Comme nous le savons au moins
depuis Proust, lire n’a rien d’une activité abstraite, bien détachée des
circonstances singulières qui la voient naître. En vivante et véritable lectrice,
Christiane Veschambre, situe le cadre particulier de chacune de ses lectures. Ainsi
de sa lecture, à Naples – à deux pas du Vésuve !!! - du livre d’Erri De
Luca, Montedidio. Mais la profondeur
ici de l’ouvrage tient à ce qu’à partir de chacune des oeuvres qu’elle évoque, elle
se penche sur ce qui, issu de sa vie propre, vient retentir au plus profond d’elle-même.
S’inscrivent alors dans l’ouvrage un ensemble de plongées personnelles plus ou
moins fantasmées par lesquelles se rejoue la pièce toujours à représenter d’une
existence où le passé n’en finit pas d’interpeler le présent au nom de ce qu’il
aurait pu ou dû être. ET le présent d’en ressentir la lourde culpabilité. La
tristesse. Ou la mélancolie sourde (extrait 2).

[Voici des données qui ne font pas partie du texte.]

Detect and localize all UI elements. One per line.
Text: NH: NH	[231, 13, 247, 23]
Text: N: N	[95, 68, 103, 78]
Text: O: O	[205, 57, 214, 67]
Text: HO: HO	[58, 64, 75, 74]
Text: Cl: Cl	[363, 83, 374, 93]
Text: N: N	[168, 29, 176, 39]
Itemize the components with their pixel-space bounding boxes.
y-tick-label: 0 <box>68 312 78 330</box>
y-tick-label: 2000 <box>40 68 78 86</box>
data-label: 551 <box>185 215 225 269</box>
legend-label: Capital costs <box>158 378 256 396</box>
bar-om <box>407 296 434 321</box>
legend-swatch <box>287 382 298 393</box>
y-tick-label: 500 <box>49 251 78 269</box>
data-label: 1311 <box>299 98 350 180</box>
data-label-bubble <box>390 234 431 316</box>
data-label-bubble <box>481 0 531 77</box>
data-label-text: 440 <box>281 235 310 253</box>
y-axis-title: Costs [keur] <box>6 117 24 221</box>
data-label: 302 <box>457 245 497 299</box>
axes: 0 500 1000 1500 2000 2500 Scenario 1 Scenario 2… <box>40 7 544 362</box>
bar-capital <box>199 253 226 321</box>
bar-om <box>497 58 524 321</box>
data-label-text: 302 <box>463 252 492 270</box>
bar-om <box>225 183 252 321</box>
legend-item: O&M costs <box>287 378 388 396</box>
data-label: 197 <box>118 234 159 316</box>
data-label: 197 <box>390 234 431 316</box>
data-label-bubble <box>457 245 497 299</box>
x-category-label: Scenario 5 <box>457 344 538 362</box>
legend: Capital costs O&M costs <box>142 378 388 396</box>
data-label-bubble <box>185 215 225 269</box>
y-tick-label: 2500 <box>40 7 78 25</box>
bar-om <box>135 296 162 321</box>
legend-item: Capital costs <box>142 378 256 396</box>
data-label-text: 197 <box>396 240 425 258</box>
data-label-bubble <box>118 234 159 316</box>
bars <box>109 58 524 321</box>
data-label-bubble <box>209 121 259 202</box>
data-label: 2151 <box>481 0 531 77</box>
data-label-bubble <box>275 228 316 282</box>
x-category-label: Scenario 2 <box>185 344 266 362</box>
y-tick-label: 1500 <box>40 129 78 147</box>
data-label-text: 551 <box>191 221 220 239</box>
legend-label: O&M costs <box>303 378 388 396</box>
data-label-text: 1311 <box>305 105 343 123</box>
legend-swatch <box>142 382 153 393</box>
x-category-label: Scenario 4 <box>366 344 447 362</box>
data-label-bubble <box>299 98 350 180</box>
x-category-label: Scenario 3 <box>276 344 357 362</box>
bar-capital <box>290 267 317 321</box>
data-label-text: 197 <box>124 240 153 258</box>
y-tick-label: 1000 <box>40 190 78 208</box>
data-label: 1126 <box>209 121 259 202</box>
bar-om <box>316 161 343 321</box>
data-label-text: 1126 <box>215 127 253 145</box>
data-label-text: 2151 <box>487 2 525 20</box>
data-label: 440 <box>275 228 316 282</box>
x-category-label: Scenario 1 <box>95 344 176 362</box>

Reviennent ainsi le père et la
mère. Et l’enfance. Et la mère de la mère. L’enfant-étoile qu’à treize ans elle
a été puis qui n’a pu s’accomplir. Bref, l’insistante théorie des pathétiques
et parfois souverains fantômes du temps qu’on n’aura pas su retenir,
reconnaître et fixer dans les mots. Mais dont le livre ici s’attache à marquer
comme il peut la présence. À ce titre le
livre reconnaît volontiers son impuissance. N’était que si impuissance il y a, l’auteur
la voit davantage apparaître dans l’ironique infirmité des esprits
supérieurs qui, prisonniers du Concept, enfermés dans l’écriture linéaire,
inconscients des puissances souterraines qu’ouvre toute pensée sensible, glissent sur les
livres comme ils glissent sur la vie. L’écrivent. L’interprètent. La glosent.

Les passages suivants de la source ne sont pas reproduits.